Determining whether or not crime rate convergence exists across time and region may better inform crime rate predictions and offer new avenues of inquiry for criminological theory and ultimately crime-rate-reduction strategies. This research is motivated accordingly and acknowledges both temporal and spatial structural breaks. Cook and Cook (2011) argue that analyses of crime convergence over time that ignore breakpoints resulting from fluctuations in economic conditions, significant social shifts, and governmental regime changes may yield misleading results. They note that the persistent assertions of non-stationary U.S. crime rates in the existing literature may arise from overlooked structural breaks in the underlying series and, consequently, run the risk of advancing spurious inferences. Thus, the analysis separately considers the convergence behavior of crime rates across the expansionary and contractionary phases of the business cycle when structural changes occur. In addition, this study includes separate analyses of rural and urban regions based on a structural break between rural and urban counties in Pennsylvania, because criminal activity is a function of the features of a specific geographic location as emphasized by Buonanno and Montolio (2008). This approach to understanding crime rates in rural and urban Pennsylvania counties is consistent with previous literature (Cook & Winfield, 2016; Frederick & Jozefowicz, 2018), and it heeds the warning that equivalently treating non-metropolitan and metropolitan areas risks a sample selection bias toward finding convergence (Drennan, Lobo, & Strumsky, 2004). If convergence in crime rates varies by levels of economic activity and/or geographic area, then further analysis on the structural differences between rural and urban areas and the facets of business cycle fluctuations is in order.

Key Terms in this Chapter

Unit Root: Its presence indicates that a time series is non-stationary.

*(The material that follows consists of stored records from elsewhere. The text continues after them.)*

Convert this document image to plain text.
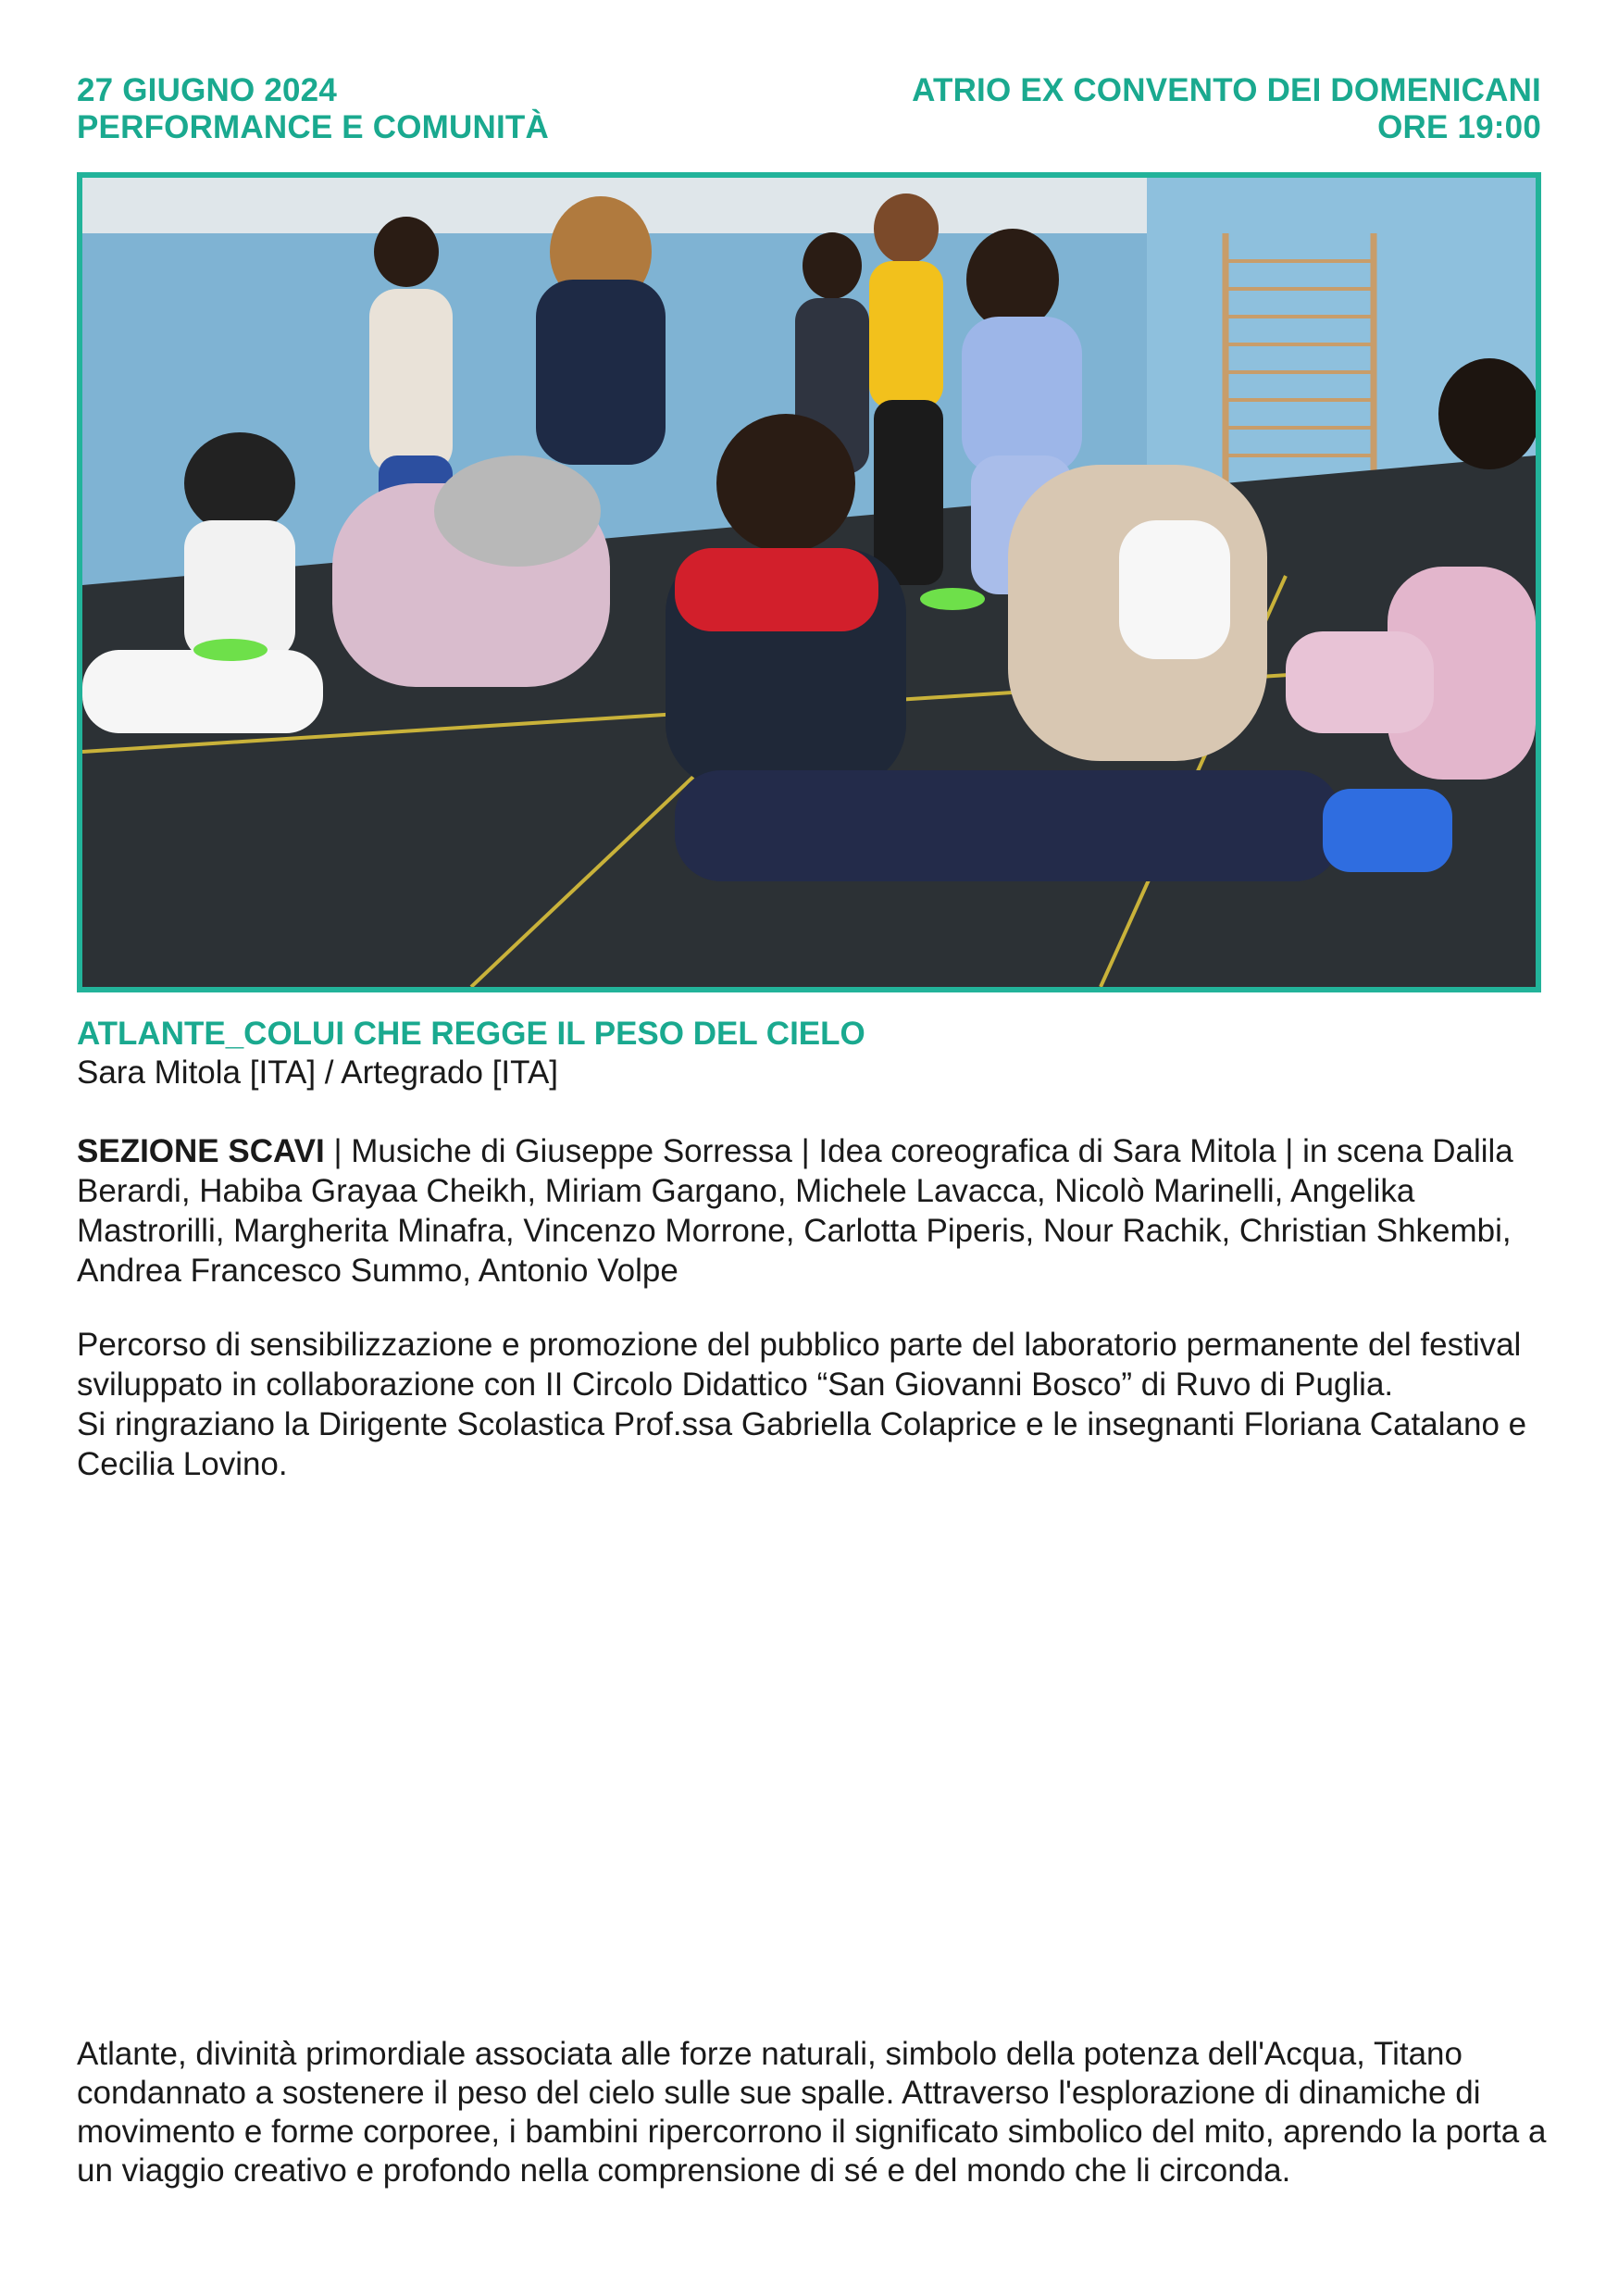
27 GIUGNO 2024
PERFORMANCE E COMUNITÀ
ATRIO EX CONVENTO DEI DOMENICANI
ORE 19:00
ATLANTE_COLUI CHE REGGE IL PESO DEL CIELO
Sara Mitola [ITA] / Artegrado [ITA]
SEZIONE SCAVI | Musiche di Giuseppe Sorressa | Idea coreografica di Sara Mitola | in scena Dalila Berardi, Habiba Grayaa Cheikh, Miriam Gargano, Michele Lavacca, Nicolò Marinelli, Angelika Mastrorilli, Margherita Minafra, Vincenzo Morrone, Carlotta Piperis, Nour Rachik, Christian Shkembi, Andrea Francesco Summo, Antonio Volpe

Percorso di sensibilizzazione e promozione del pubblico parte del laboratorio permanente del festival sviluppato in collaborazione con II Circolo Didattico “San Giovanni Bosco” di Ruvo di Puglia.

Si ringraziano la Dirigente Scolastica Prof.ssa Gabriella Colaprice e le insegnanti Floriana Catalano e Cecilia Lovino.

Atlante, divinità primordiale associata alle forze naturali, simbolo della potenza dell'Acqua, Titano condannato a sostenere il peso del cielo sulle sue spalle. Attraverso l'esplorazione di dinamiche di movimento e forme corporee, i bambini ripercorrono il significato simbolico del mito, aprendo la porta a un viaggio creativo e profondo nella comprensione di sé e del mondo che li circonda.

Part I Crime Rate: A measure of the number of reported crimes of murder, nonnegligent manslaughter, forcible rape, robbery, assault, burglary, larceny-theft, motor-vehicle theft, and arson per 100,000 people.

Stationarity: The case when the statistical properties, such as mean, variance, etc., of a time series of observations are all constant over time.

ß-Convergence: A cross-sectional phenomenon in which a unit with a lower initial endowment grows faster than a unit with a higher initial endowment until the former “catches up” to the latter.

s-Convergence: A time-series phenomenon in which a reduction in the dispersion measures of a variable occurs across time.

Dickey-Fuller Generalized Least Squares (DF-GLS) Test: A test for the presence of a unit root in which the time series of observations is transformed via a generalized least squares (GLS) regression before performing the test.

Augmented Dickey-Fuller (ADF) Test: A test for the presence of a unit root in a time series of observations while incorporating lags of the dependent variable.

Business Cycle: The fluctuating periods of expansion and contraction in the level of economic activity in an economy around a long-term growth trend.